Bluebottle (Calliphora vicina)
The bluebottle is a common fly. It sometimes enters houses but in winter you are more likely to see it in the countryside especially on sunny days as it sunbathes in a sheltered place to warm up its body. 

It is slightly larger than the much common housefly and has a grey head and abdomen and a bright metallic blue abdomen. 

The body and legs are covered in short stiff hair which is not easily seen with the naked eye unless you manage to get very close to a sedentary fly.

The eggs are laid in decaying meat or other organic material on which the maggots can feed. The maggots are fully grown in a few days and when mature they move to a dry patch of soil and bury themselves below the surface to pupate. 

The cocoon takes from two to three weeks to metamorphose into an adult fly.

In autumn bluebottles visit the flowers of the carob tree.
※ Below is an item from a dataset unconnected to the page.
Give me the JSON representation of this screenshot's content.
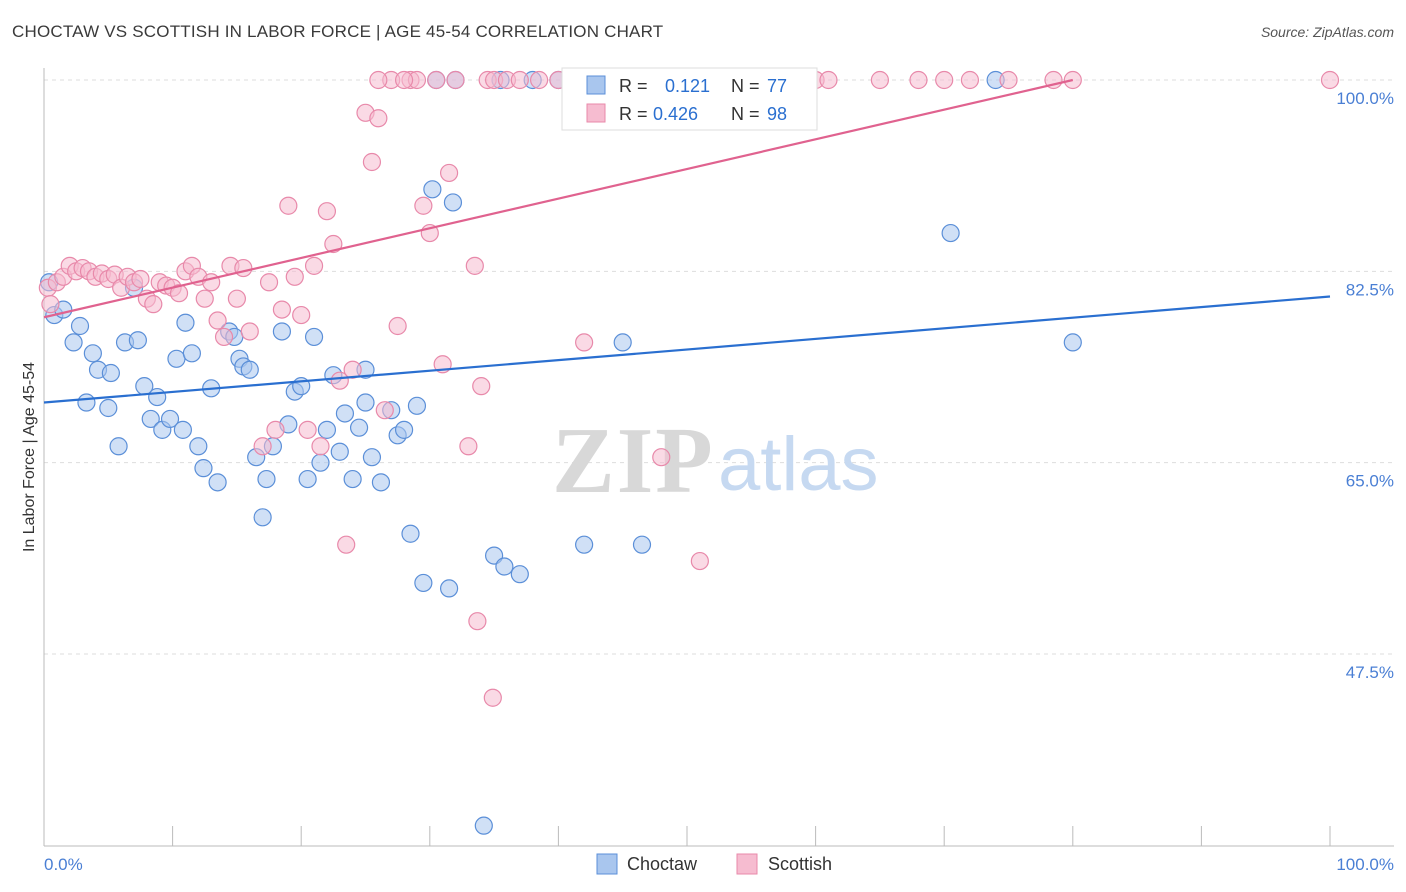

They are attracted to the flowers because of their strong smell of rotting vegetation and are important pollinators of this tree.

The bluebottle is known in Maltese as żarżura while the closely related greenbottle is known as dehbija tal-ħmieġ, These two names might have been coined by naturalists or they might have been used in the past but are not used anymore as the Maltese nowadays refer to most flies as dubbien without being aware of the various species that they meet in their everyday life.

These two species belong to a group of flies known as blow-flies. This name comes from the old English term for meat on which a fly had laid eggs, which was fly-blown. It is estimated that there are over 1,100 species of blowflies. Six of them are found n the Maltese islands. Blowflies are known carriers of disease including dysentery.